Membantu Menuangkan Pikiran

Anak sekolah terkadang memiliki banyak hal yang dipikirkan dalam waktu bersamaan. Tugas, ujian, pertemanan, kegiatan sekolah, keluarga, hingga rencana masa depan dapat memenuhi pikiran.

Menulis dapat menjadi salah satu cara untuk menyusun berbagai pikiran tersebut. Ketika sesuatu yang memenuhi kepala dituangkan dalam bentuk tulisan, siswa dapat melihat persoalan dengan lebih jelas.

Bukan berarti semua masalah akan langsung selesai setelah ditulis. Namun, proses tersebut dapat membantu siswa memahami apa yang sebenarnya sedang mereka pikirkan.

Menjadi Media Refleksi Diri

Jurnal juga dapat digunakan untuk melakukan refleksi. Siswa dapat melihat kembali kejadian yang dialami dan memikirkan apa yang dapat dipelajari dari pengalaman tersebut.

Misalnya, setelah mendapatkan nilai yang kurang memuaskan, siswa dapat menuliskan apa yang terjadi.

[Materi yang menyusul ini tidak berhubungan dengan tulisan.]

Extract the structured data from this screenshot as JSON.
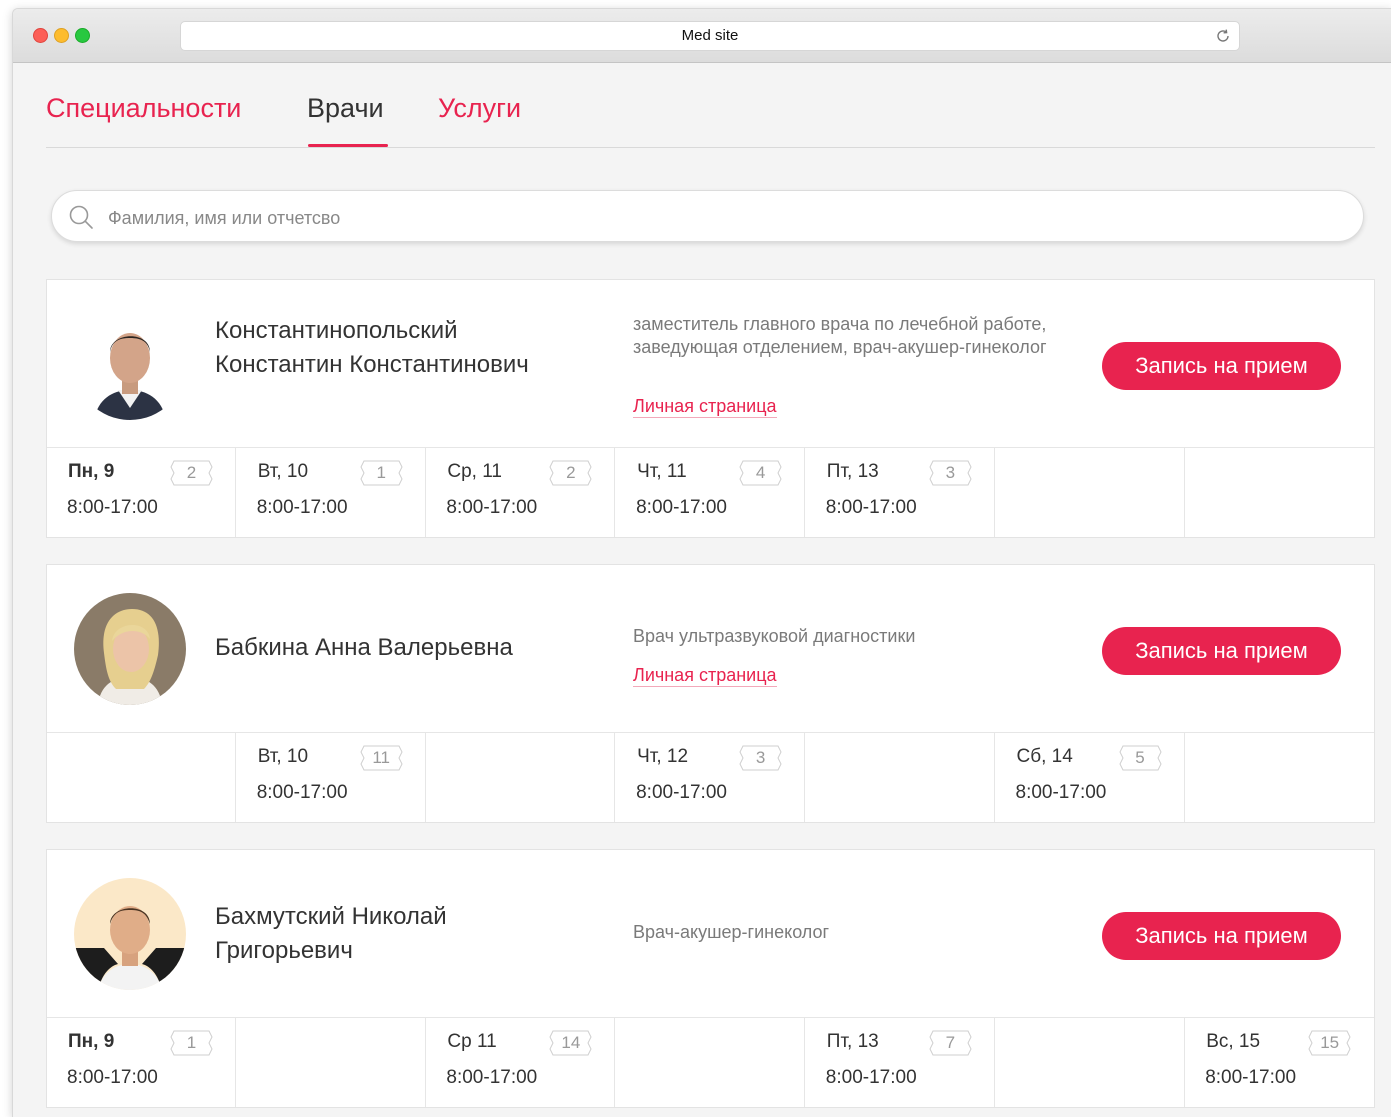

Apakah kurang belajar, salah memahami materi, atau mungkin strategi belajar yang digunakan belum sesuai?

Dengan melakukan refleksi, pengalaman tidak berhenti sebagai kejadian yang sudah berlalu. Siswa dapat mengambil pelajaran dan menggunakannya untuk menentukan langkah berikutnya.

Membantu Mengenali Perasaan

Tidak semua siswa mudah membicarakan perasaan mereka kepada orang lain. Menulis jurnal dapat menjadi ruang pribadi untuk mengenali apa yang sedang dirasakan.

Siswa dapat mencoba menuliskan perasaan tanpa harus langsung mencari solusi. Misalnya, mereka merasa kecewa, cemas, marah, senang, bingung, atau bangga terhadap sesuatu.

Dengan mengenali perasaan, siswa dapat belajar memahami dirinya sendiri. Mereka juga dapat mulai melihat situasi apa yang biasanya membuat mereka merasa nyaman atau justru tidak nyaman.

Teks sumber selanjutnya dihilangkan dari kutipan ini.